Defendant Duncan contends that the appellate court erred in reversing the dismissal of the city's suit. Defendant argues that the city's case was moot since it had been settled and dismissed with prejudice. It also argues that plaintiff lacked standing to appeal from a settlement order to which he was not a party. Defendant argues, too, that under Shannon v. Stookey (1978), 59 Ill. App.3d 573, the plaintiff's action was not completely merged with the city's action and thus plaintiff was not a party to the city's action. Finally, defendant Duncan argues that our opinion in O'Keeffe cannot be read to give plaintiff standing to appeal the dismissal of the city's suit and that public policy does not dictate reversal of the settlement.

We do not agree that the city's case against Duncan was moot. We have here held that plaintiff must be given the opportunity to establish standing and if he had standing to bring his action, the settlement and dismissal should not have been effected without his being given an opportunity to object.

We need not and do not consider the effect of the consolidation order or Duncan's arguments based on Shannon v. Stookey. We must reject the contention that plaintiff could not appeal a settlement order to which he was not a party since clearly this question was decided in O'Keeffe. We do not agree with Duncan that the appellate court misread O'Keeffe. Duncan suggests that this court's decision in O'Keeffe gave Hartunian appellate standing only because there was an inherent conflict of interest involved in that case since O'Keeffe's attorney was interested in being awarded the largest amount of attorney fees possible despite what would be beneficial to the public. O'Keeffe clearly should not be limited to such a narrow holding. In concluding that Hartunian had derivative appellate standing to appeal the award of attorney fees, this court stated that the cases cited by Ingram and O'Keeffe were inapposite "because the record fully establishes here that neither the MSD nor O'Keeffe was adequately taking into account the interests of the taxpayers on the attorney fees issue." (85 Ill.2d 458, 477.) Here, too, it was alleged that the city and Duncan had not adequately taken into account the interests of the taxpayers.

The final issue argued by defendant Duncan is whether the settlement between the city and Duncan was contrary to public policy and thus unenforceable. Duncan argues that the appellate court erred in presuming that the settlement was inadequate merely because the settlement sum was a small percentage of the amount originally claimed by plaintiff, and that the appellate court's opinion violates long-standing public policy in favor of settlements of disputes.
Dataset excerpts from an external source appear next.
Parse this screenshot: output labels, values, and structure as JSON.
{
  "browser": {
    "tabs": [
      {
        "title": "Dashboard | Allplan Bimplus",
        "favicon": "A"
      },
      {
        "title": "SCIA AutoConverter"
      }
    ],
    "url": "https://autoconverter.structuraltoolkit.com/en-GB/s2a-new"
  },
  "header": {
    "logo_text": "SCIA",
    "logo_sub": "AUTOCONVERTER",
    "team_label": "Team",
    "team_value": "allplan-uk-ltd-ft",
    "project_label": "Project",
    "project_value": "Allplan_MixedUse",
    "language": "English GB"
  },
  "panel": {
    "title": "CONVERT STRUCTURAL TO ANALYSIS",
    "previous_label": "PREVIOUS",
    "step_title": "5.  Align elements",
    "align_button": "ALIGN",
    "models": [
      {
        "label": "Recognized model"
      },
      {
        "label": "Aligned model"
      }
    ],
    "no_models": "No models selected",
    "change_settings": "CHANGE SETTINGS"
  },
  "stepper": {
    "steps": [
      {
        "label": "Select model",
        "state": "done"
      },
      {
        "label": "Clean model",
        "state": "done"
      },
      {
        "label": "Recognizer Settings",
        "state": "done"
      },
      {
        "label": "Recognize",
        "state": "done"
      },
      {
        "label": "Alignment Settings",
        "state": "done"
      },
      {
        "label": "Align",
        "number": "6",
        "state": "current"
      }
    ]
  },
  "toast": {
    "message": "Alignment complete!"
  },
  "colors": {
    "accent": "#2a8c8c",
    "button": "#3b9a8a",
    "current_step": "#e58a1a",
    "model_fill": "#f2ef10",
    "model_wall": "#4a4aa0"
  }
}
We agree that it is improper to declare a settlement contrary to public policy merely on the ground that it is a small percentage of what was originally claimed. As Duncan perceptively points out, suits are often settled for much less than the amounts originally claimed, and in any event a public official's discretion in deciding the appropriate amount for which to settle the dispute should ordinarily not be disturbed. However, the appellate court did not find that the settlement violated public policy merely because it was such a small amount, but rather considered the amount of the settlement as one factor of several in the record which demonstrated that the public's interest was not adequately represented.

A great deal has been said in the parties' briefs and in oral argument concerning whether there is any merit to plaintiff's claim that Duncan did not perform a substantial amount of work under its contract or whether Geocaris was aware of this failure to perform. The merits of plaintiff's case is a question to be decided in the circuit court under proper procedures. The sole question presented in this appeal is whether plaintiff had standing to present the factual issues raised by his complaint and have these issues decided by the circuit court.

The appellate court's reversal of the circuit court's dismissal of plaintiff's complaint is affirmed, and the cause is remanded to the circuit court with directions to grant plaintiff leave to file an amended complaint. The appellate court's reversal of the order of dismissal of the city's suit pursuant to the settlement agreement is affirmed.

Affirmed and remanded, with directions.

WARD and SIMON, JJ., took no part in the consideration or decision of this case.